I’ll create a Function and call it 3 times to prompt the user to select a cell that begins the Range for

  1. The Range that contains the formula that I am seeking a goal for.
  2. The Range that contains the target value
  3. The Range that contains an input that is to be be changed to arrive at the target value
Public Function GetUserCell(strPrompt As String) As Range
    'Declare variables
        Dim rng As Range
    'Users - select a cell on a worksheet
        Set rng = Application.InputBox( _
                    Prompt:=strPrompt, _
                    Title:="Select a Cell", _
                    Default:=ActiveCell.Address, _
                    Type:=8) 'Range selection
    'Get the parent worksheet of the selected cell
        Set GetUserCell = rng
    'Tidy up
        Set rng = Nothing

 End Function

Now I can create a Sub(), call the function 3 times, and load my 5 variables based on the user selections.

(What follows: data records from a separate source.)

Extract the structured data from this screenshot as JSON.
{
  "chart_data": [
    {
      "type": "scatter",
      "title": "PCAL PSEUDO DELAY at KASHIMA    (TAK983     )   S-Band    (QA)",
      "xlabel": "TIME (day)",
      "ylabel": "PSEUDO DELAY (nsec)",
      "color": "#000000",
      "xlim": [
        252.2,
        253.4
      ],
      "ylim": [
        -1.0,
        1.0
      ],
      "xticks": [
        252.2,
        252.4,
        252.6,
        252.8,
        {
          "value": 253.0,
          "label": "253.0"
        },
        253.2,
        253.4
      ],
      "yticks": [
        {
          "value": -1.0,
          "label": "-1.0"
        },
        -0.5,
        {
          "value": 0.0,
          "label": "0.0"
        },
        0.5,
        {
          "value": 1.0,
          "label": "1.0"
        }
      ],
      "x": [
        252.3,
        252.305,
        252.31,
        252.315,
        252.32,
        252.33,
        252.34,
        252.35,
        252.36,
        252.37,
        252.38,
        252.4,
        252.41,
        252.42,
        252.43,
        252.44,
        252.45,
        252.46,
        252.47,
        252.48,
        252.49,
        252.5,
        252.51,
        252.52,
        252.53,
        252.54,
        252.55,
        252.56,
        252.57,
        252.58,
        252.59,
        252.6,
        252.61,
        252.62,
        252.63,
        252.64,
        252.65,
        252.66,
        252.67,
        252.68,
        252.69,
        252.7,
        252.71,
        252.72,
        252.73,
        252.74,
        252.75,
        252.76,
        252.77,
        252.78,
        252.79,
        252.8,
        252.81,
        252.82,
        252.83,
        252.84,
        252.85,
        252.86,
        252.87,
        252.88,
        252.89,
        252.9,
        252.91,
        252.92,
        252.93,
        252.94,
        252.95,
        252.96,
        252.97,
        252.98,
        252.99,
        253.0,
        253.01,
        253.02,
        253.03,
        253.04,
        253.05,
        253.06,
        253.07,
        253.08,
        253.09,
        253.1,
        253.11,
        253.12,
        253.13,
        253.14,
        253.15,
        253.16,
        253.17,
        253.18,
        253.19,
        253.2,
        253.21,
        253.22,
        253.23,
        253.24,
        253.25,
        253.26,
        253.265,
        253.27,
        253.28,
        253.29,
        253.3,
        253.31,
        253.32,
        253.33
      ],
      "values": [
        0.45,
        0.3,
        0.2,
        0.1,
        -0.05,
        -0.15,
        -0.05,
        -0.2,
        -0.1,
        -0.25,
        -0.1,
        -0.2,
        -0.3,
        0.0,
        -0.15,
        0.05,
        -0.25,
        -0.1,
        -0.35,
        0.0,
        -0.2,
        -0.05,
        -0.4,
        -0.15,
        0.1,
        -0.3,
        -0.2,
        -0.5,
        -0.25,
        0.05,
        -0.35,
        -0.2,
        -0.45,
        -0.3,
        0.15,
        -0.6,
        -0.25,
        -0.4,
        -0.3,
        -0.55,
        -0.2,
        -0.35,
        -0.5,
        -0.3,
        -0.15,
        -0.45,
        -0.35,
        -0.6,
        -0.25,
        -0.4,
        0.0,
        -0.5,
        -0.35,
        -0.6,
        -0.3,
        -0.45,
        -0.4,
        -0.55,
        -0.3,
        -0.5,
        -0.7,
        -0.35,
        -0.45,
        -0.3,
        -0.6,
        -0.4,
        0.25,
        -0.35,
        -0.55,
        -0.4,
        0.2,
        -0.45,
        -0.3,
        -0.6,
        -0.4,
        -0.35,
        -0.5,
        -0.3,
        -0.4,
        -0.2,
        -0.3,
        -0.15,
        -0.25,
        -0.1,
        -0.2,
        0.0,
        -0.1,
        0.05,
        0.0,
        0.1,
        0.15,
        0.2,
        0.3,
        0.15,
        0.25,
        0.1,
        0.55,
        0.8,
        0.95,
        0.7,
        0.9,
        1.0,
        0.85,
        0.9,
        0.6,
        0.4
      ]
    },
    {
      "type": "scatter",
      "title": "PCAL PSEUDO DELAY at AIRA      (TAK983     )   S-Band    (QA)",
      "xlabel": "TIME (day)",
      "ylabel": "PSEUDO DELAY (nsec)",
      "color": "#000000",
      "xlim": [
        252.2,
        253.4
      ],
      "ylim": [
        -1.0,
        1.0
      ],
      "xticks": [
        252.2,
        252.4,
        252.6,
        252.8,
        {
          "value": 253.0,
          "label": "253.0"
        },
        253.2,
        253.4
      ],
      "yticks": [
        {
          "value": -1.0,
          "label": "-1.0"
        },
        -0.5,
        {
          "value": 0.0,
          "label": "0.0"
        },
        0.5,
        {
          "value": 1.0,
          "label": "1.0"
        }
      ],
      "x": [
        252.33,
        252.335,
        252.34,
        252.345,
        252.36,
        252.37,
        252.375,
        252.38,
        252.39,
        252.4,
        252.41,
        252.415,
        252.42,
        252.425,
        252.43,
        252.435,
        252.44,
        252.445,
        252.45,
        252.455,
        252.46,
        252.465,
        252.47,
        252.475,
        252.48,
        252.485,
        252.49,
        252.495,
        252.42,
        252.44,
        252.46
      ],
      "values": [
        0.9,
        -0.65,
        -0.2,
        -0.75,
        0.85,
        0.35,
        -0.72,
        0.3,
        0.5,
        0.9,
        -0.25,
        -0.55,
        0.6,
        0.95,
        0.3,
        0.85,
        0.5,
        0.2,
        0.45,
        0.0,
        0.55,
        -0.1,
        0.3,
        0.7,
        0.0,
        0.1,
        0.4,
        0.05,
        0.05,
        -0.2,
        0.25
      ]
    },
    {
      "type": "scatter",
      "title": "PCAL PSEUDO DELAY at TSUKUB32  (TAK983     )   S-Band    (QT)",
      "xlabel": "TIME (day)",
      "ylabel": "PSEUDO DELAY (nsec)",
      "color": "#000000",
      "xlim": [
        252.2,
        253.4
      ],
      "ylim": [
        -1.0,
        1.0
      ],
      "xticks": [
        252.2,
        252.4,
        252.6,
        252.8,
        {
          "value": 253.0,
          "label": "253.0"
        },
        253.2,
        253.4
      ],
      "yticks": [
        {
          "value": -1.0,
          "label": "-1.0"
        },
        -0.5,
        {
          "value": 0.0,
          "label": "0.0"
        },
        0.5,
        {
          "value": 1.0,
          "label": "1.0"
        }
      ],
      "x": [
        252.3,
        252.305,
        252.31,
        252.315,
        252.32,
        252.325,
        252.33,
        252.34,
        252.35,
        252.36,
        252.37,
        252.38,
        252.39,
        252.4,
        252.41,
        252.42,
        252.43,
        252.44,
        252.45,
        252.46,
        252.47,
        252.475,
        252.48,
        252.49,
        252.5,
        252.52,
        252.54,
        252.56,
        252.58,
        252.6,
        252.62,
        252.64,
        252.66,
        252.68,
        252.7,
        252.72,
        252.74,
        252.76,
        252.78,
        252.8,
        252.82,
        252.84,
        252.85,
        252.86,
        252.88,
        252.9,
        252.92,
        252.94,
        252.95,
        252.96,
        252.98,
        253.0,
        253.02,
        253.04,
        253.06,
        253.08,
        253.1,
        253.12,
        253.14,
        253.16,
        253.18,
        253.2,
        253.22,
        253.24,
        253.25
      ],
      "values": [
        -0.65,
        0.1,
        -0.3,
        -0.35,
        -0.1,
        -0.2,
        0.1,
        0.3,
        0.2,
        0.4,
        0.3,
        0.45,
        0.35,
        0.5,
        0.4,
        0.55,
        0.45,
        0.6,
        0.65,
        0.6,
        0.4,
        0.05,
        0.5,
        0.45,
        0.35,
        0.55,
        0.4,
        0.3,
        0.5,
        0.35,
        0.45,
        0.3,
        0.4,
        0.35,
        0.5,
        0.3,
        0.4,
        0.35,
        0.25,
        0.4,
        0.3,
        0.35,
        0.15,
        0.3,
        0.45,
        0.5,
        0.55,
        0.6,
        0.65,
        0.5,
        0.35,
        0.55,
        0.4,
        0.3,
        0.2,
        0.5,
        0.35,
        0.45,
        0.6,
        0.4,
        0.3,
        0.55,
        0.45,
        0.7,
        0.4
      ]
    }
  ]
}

The final dynamic Goal Seek Sub():

Option Explicit

Sub SetGoalDynamic()

'Use Goal Seek Method of the Range Object allow user to choose cells in range for:
'     The formula to be used in determining a solution
'     The goal value
'     An input cell that will be altered by Goal Seek to arrive at the desired solution
'Author     : Winston Snyder
'Date       : 3/30/2015
'Website    :

    'Declare objects
        Dim wb As Workbook
        Dim ws As Worksheet
        Dim rngRowSeek As Range
        Dim rngRowGoal As Range
        Dim rngRowChange As Range
    'Declare constants
        Const strROW_SEEK As String = "Please select a cell in the row that contains the formula you will use for Goal Seek."
        Const strROW_GOAL As String = "Please select a cell in the row that contains the Goal Value that you are trying to find a solution for."
        Const strROW_CHANGE As String = "Please select a cell in the row that contains an input value for the formula."
    'Declare variables
        Dim lngRowSeek As Long
        Dim lngRowGoal As Long
        Dim lngRowChange As Long
        Dim lngColBegin As Long
        Dim lngColEnd As Long
        Dim i As Long
        Set wb = ThisWorkbook
        Set ws = wb.Worksheets("Sheet1")
    'Get user inputs
        Set rngRowSeek = GetUserCell(strPrompt:=strROW_SEEK)
        Set rngRowGoal = GetUserCell(strPrompt:=strROW_GOAL)
        Set rngRowChange = GetUserCell(strPrompt:=strROW_CHANGE)
    'Get variable values from user inputs
        lngRowSeek = rngRowSeek.Row
        lngRowGoal = rngRowGoal.Row
        lngRowChange = rngRowChange.Row
        lngColBegin = rngRowSeek.End(xlToLeft).Column + 1 'Offset for labels
        lngColEnd = rngRowSeek.End(xlToRight).Column
    'Goal Seek
        With ws
            For i = lngColBegin To lngColEnd
                .Cells(lngRowSeek, i).GoalSeek _
                    Goal:=.Cells(lngRowGoal, i).Value, _
                    ChangingCell:=.Cells(lngRowChange, i)
            Next i
        End With
    'Tidy up
        Set rngRowSeek = Nothing
        Set rngRowGoal = Nothing
        Set rngRowChange = Nothing
        Set ws = Nothing
        Set wb = Nothing
End Sub

Tidy Up

That’s it for today, hopefully something helpful for you in this post. I use Goal Seek a bit when forecasting and budgeting and my supervisor asks me for some options to achieve certain desired targets or we get push back upstream.

How do you use Goal Seek?

Btw, as of today, Monday, March 30,2015, the first NFL Preseason game is only 132 days away. Sunday night, August 9, 2015. Hang in there!